CIOs face a multitude of challenges in their daily roles. In the first installment of our new CIO Insights series, we talk to three leading Australian technologists about their approaches to encouraging innovation in their organisations and engaging other c-level executives in the process.
Scenario: The CIO is trying to encourage innovation and has an informal approach to people submitting their ideas to the IT department. However, the CEO or another business head wants to take a different approach and review each single idea – big and small – making the approval process time consuming. The CIO’s concern is that this might stifle creativity.
What would you do in this situation? CIO Australia talks to three CIOs who share their advice.
Ajay Bhatia, CIO at Carsales.com.au
We are surrounded by uncertain times and this is making many CEOs and execs very wary of risk so doing something small is going to be more palatable than doing something big. Conservative organisations are risk averse and starting small reduces risk. But it’s about building that small innovation into your technology process.

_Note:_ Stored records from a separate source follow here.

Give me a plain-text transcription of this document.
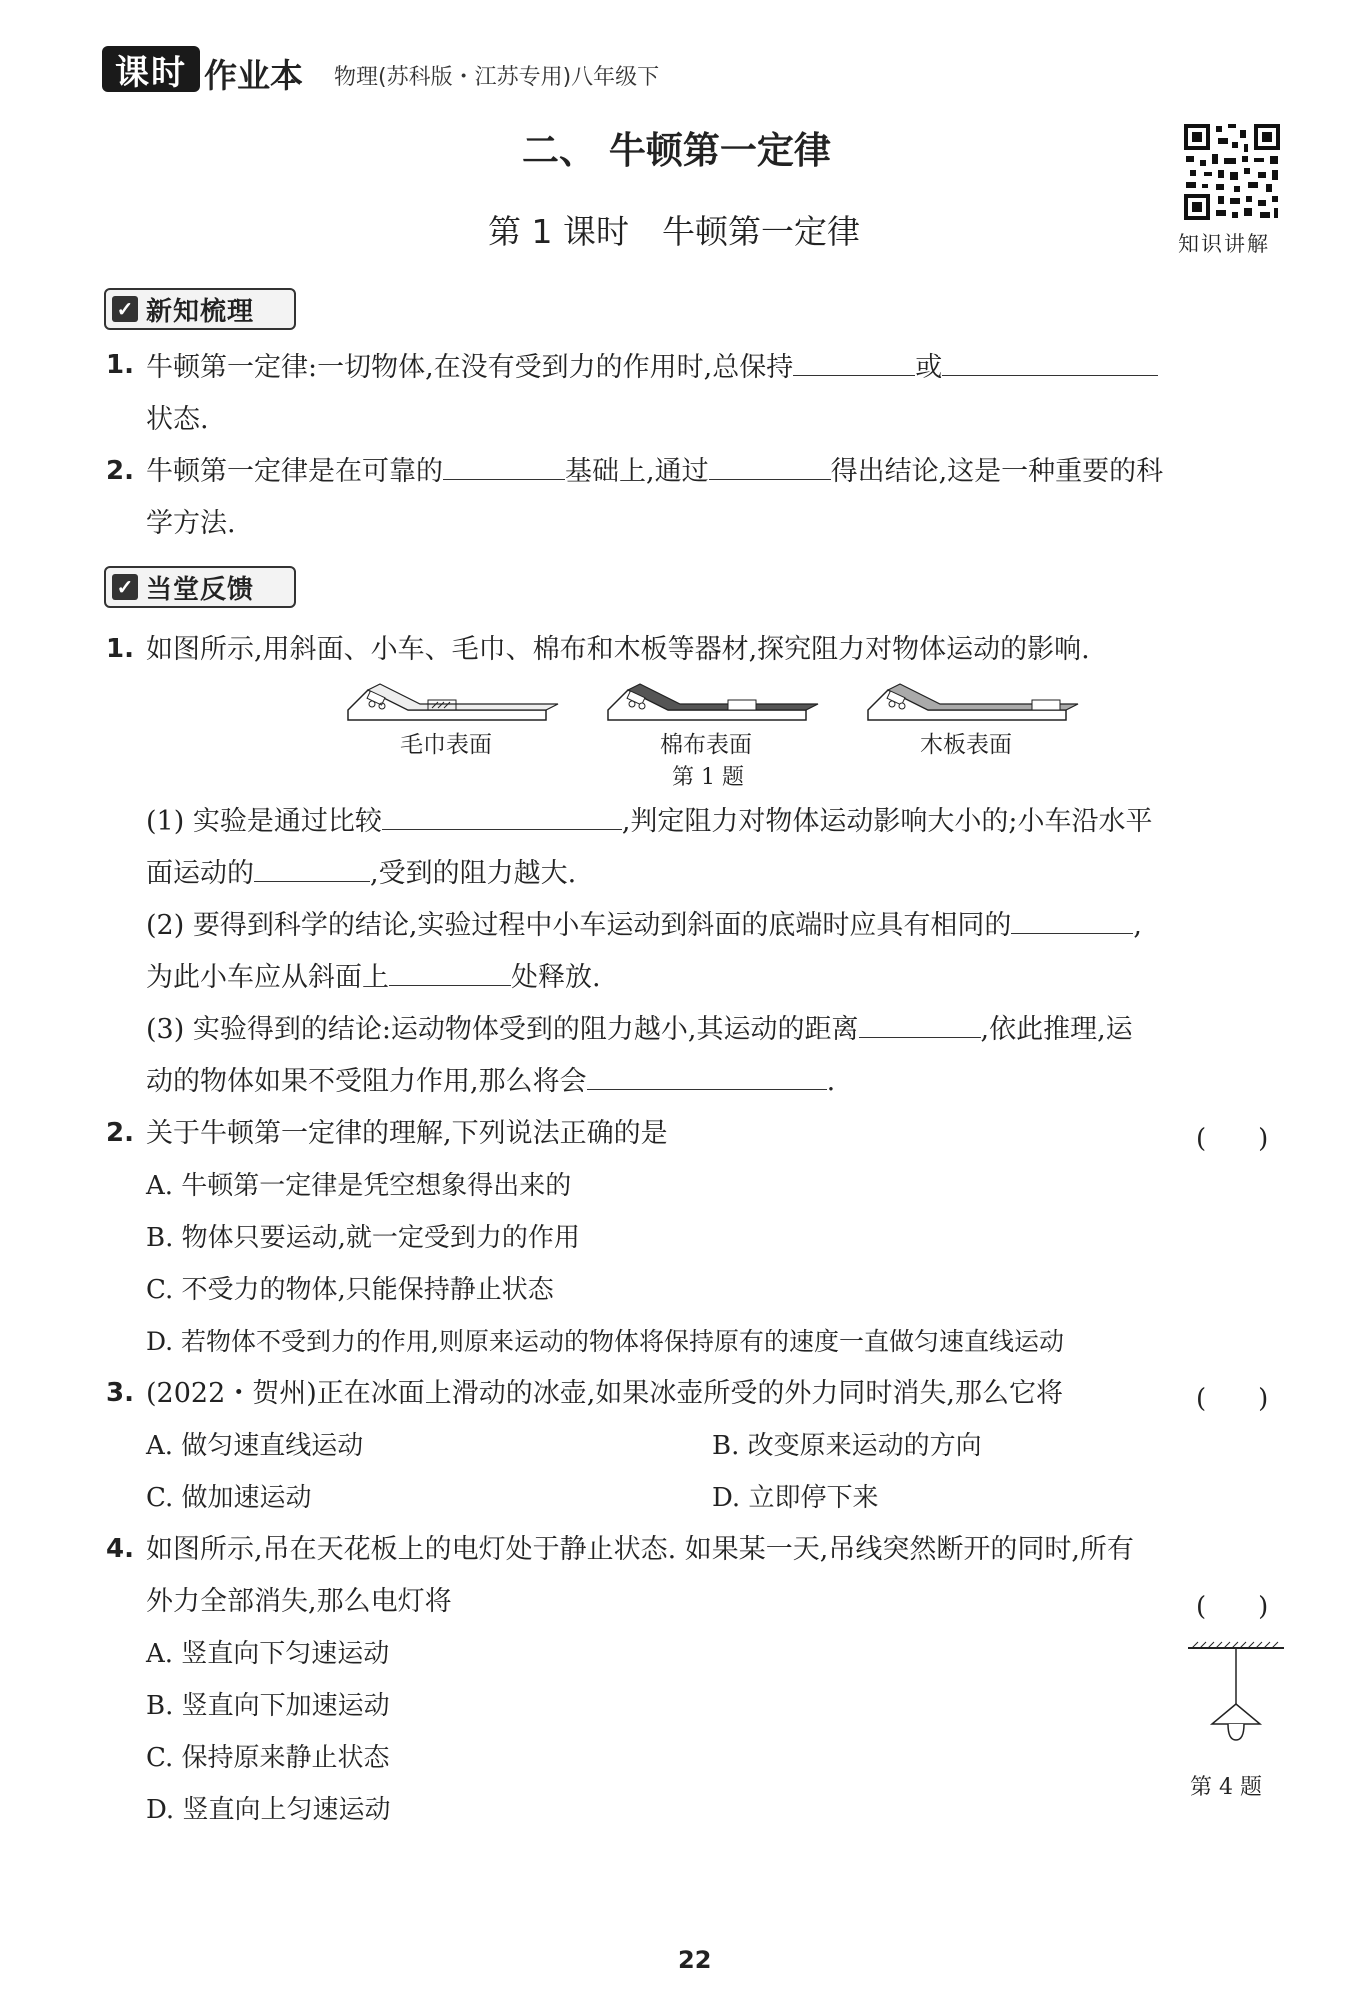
课时 作业本 物理(苏科版・江苏专用)八年级下
二、 牛顿第一定律
第 1 课时　牛顿第一定律	知识讲解
✓ 新知梳理
1. 牛顿第一定律:一切物体,在没有受到力的作用时,总保持	或
状态.
2. 牛顿第一定律是在可靠的	基础上,通过	得出结论,这是一种重要的科
学方法.
✓ 当堂反馈
1. 如图所示,用斜面、小车、毛巾、棉布和木板等器材,探究阻力对物体运动的影响.
毛巾表面	棉布表面	木板表面
第 1 题
(1) 实验是通过比较	,判定阻力对物体运动影响大小的;小车沿水平
面运动的	,受到的阻力越大.
(2) 要得到科学的结论,实验过程中小车运动到斜面的底端时应具有相同的	,
为此小车应从斜面上	处释放.
(3) 实验得到的结论:运动物体受到的阻力越小,其运动的距离	,依此推理,运
动的物体如果不受阻力作用,那么将会	.
2. 关于牛顿第一定律的理解,下列说法正确的是	(　　)
A. 牛顿第一定律是凭空想象得出来的
B. 物体只要运动,就一定受到力的作用
C. 不受力的物体,只能保持静止状态
D. 若物体不受到力的作用,则原来运动的物体将保持原有的速度一直做匀速直线运动
3. (2022・贺州)正在冰面上滑动的冰壶,如果冰壶所受的外力同时消失,那么它将	(　　)
A. 做匀速直线运动	B. 改变原来运动的方向
C. 做加速运动	D. 立即停下来
4. 如图所示,吊在天花板上的电灯处于静止状态. 如果某一天,吊线突然断开的同时,所有
外力全部消失,那么电灯将	(　　)
A. 竖直向下匀速运动
B. 竖直向下加速运动
C. 保持原来静止状态
D. 竖直向上匀速运动
第 4 题
22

For example, developers could be encouraged to come up with innovative ideas through the project life cycle. Agile is very helpful here as it discourages you to define everything upfront and leaves scope for you to ‘innovate as you go’. When we define a project we don’t define all of the requirements of the project upfront; we leave a lot of room for discovery, for incidental and accidentals ideas.
These wins could then be celebrated within the organisation through peer recognition and sold tactfully to the other c-level execs, including the CEO. Once the CEO starts to see value in these small ideas, she or he should be more receptive to bigger ones. The bigger ones may still require a level of approval but that is not all a bad thing.
It’s also not a bad thing in some cases for you to make the CEO believe an idea is his or hers. Innovation for most people is about what they do, not what someone else does. If someone else is creating a really interesting idea or project, then that is not necessarily always going to be seen as innovation to another person unless they have been involved at some stage during the project lifecycle.
Organisations are either culturally innovative or they are not. I’ve seen organisations where they have tried to create an innovation department or a process around innovation and it almost inadvertently fails because the organisation and the c-level suite as a whole don’t accept innovation.
So they will always focus on the short-term priorities, “let’s do this to get short-term money”. If the CIO alone is trying to fight this battle with the CEO, there is less chance of being on the winning side so you need to be on board with all the executives when it comes to them channelling ideas.
A recent example of innovation at Carsales is we recently built our own search engine, RyvusIQ. Carsales used to be previously powered by a search engine called Endeca which is now owned by Oracle. It cost us hundreds of thousands of dollars, if not a seven-figure amount of money to implement.
One of the developers came to me and the CEO and said, “You are asking me to do all these innovative things, but I cannot do them with this search engine.” And from customer feedback, they were also asking for all these new search innovations. But we were really limited with what we could do with that search engine.
The developer, along with another team leader, offered to develop a new, better search engine so we commissioned six weeks of research for them to work only on the project and prove to us what they could do and build a prototype.
Already in six weeks, there were aspects of the prototype that were better than our search engine so that gave us the confidence to continue to commission that project. We estimated the project would take a year, but it took us two years.
The organisation that built the previous search engine that Carsales used was worth $1 billion. Therefore, at first we were scared about developing a new search engine as there are billion dollar organisations out there that build search engines and here are two developers coming to me and saying they can build one that’s better.
Carsales-owned Quicksales website is also powered by that search engine, our own proprietary search engine, and we now are starting to sell that to other organisations.
Innovation is no more something nice to have for organisations. Some organisations will spend 50 per cent of their time innovating, others 1 per cent of their time. The question is not whether you should innovate or not, it is how much time you allocate for innovation.
The best thing is to work on an acceptable level of risk taking within the organisation while educating the other executives on the value of innovation. This is why I define innovation as new thinking that creates value because all of the execs love value. At the end of the day, there is value, but there is also some risk that comes with it. It’s just balancing the two.
Alex Jones, CIO at Synergy
From a stakeholder management perspective, it’s important that the beneficiaries of any innovation (generally not the CIO) are actually involved in supporting the concept. So if you are going to run an innovation process that’s designed to benefit a certain part of the business then you really want to get that part of the business involved before you get started.
When it comes to deciding on the process you could say, “I know we haven’t done this before in this organisation but I have done some research and have sought opinions from experts and it seems that this particular process would be effective in bringing the benefits of innovation to you. What do you think?” Then you can have that conversation about who has what role in driving an innovation process.
Once having agreed on that, then you start soliciting ideas from the employees or customers or whoever you are going to get your ideas from. You have to get an agreement on what you are going to do in terms of the innovation process before you go out there asking people for ideas.
In regards to the CEO or the other business executive wanting to review and approve each single idea, if you ask yourself the question “why do people micro manage?” it’s because they don’t have confidence that the process as it stands is going to deliver the right result. Maybe they are concerned that it’s a waste of time and the team doesn’t have capacity to do all of this.